Nous n'avions pas reparlé de nous, nous laissant porter par les évènements. Elle semblait privilégier ma tendresse et je ne voulais pas la brusquer.
Nous avions choisi le pire moment pour commencer une histoire, elle n'était pas tout à fait elle-même, son enthousiasme et sa gaieté naturelle avait du mal à lutter face à une tristesse infinie.
Ne sachant pas trop comment me comporter, j'avais opté pour une après-midi comme il nous était déjà arrivé d'en passer. Après avoir mangé mon excellent plat (si, si), nous avions regardé des films sur son écran, elle s'était installée contre moi sur le canapé et somnolait la tête sur mon épaule. Elle semblait exténuée et je n'avais pas eu le cœur de la déranger.

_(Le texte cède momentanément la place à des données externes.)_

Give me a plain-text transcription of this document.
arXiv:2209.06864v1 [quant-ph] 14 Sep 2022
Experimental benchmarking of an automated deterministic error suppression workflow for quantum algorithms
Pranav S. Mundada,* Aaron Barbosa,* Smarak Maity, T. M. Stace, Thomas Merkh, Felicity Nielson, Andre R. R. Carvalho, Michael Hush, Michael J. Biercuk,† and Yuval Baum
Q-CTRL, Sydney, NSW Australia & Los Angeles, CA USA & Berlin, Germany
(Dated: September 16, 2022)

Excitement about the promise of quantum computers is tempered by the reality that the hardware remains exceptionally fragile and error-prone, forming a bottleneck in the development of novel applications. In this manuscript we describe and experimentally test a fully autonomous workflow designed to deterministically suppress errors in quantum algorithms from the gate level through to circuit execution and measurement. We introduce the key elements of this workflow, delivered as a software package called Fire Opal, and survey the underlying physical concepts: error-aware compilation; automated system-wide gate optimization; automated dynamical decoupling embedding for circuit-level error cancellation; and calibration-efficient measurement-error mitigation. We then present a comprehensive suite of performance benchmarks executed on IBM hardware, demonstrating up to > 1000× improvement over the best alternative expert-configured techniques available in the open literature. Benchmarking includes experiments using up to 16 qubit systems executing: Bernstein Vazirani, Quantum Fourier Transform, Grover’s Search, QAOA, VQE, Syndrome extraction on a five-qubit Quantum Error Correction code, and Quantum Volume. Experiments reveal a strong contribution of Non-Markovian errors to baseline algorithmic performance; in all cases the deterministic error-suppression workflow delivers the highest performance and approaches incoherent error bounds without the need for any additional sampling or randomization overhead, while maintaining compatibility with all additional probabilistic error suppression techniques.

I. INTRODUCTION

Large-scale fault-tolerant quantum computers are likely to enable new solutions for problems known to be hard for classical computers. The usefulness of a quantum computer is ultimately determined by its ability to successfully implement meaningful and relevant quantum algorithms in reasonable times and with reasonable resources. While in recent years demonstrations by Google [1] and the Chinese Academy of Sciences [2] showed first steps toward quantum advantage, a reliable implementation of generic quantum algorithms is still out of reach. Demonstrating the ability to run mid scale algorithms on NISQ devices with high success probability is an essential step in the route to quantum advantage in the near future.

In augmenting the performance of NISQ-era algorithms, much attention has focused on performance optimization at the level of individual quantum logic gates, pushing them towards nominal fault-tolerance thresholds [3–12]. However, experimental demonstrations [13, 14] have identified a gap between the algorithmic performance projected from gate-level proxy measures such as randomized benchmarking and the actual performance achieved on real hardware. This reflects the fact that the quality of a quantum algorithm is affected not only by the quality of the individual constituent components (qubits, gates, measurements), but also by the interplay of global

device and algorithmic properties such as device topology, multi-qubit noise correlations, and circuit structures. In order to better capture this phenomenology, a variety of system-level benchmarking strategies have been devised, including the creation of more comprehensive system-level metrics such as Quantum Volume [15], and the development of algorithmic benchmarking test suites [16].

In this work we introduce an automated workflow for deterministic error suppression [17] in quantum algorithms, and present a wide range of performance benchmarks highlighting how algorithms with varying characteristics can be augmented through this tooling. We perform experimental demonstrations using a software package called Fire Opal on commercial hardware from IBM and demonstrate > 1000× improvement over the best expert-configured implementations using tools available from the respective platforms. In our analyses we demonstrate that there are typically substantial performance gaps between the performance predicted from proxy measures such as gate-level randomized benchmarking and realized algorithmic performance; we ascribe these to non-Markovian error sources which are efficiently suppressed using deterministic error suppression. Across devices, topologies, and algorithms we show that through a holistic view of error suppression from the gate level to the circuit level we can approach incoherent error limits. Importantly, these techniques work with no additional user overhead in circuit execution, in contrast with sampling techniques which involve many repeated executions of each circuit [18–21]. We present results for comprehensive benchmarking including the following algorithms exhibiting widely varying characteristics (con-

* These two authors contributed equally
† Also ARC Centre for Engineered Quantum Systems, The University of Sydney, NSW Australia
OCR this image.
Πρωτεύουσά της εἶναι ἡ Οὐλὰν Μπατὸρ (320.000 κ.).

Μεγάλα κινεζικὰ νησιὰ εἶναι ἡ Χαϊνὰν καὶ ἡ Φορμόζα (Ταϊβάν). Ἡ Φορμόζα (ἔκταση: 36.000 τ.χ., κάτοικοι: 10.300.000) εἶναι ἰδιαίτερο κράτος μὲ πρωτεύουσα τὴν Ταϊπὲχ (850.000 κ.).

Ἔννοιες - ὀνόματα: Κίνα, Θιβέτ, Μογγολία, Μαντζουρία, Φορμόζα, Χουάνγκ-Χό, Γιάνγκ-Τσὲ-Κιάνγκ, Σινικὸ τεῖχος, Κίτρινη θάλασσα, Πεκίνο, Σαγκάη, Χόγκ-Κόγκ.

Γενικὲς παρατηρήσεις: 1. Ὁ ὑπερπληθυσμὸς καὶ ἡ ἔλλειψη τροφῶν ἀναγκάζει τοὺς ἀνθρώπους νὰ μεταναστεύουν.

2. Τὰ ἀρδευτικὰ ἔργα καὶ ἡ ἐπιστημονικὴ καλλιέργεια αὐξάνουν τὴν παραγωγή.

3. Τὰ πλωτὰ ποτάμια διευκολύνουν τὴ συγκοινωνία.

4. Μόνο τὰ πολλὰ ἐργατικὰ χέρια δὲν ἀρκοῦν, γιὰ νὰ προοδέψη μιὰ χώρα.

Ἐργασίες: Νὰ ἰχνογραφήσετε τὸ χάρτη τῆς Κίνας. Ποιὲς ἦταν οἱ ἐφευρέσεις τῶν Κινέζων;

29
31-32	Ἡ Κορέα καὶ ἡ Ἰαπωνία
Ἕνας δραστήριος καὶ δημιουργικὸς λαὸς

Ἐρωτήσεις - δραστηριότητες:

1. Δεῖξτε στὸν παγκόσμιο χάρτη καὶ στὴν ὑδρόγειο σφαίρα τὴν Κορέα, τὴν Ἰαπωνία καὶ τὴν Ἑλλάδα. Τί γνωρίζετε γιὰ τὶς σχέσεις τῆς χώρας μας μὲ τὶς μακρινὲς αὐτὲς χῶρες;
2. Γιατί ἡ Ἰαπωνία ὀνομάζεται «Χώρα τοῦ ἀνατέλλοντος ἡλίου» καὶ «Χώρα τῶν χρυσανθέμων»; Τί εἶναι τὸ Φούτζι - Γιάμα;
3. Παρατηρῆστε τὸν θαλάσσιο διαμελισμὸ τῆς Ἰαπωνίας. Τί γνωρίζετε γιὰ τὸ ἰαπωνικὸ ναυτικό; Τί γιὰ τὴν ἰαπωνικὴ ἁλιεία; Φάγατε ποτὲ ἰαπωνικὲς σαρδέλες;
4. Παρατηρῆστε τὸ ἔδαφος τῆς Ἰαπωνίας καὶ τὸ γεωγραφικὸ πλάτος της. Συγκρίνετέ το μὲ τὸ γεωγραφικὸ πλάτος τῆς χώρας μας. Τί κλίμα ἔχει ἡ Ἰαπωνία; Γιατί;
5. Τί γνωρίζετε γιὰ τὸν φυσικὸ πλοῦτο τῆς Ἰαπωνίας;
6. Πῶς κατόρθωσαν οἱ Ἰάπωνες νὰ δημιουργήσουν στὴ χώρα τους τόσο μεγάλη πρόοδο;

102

J'essayais de concentrer mon attention sur les images qui animaient l'écran mais c'était peine perdue. Malgré tous mes efforts, mon regard se perdait sur ses courbes, sur la rondeur de ses seins que je devinais sous son top, sur sa clavicule nue qui m'apparut très appétissante, sur ses lèvres que je voulais déguster encore. Pourtant, je ne fis rien, j'avais terriblement envie de la toucher, de la caresser, mais je réfrénais mes ardeurs, décidément, ça devenait une habitude !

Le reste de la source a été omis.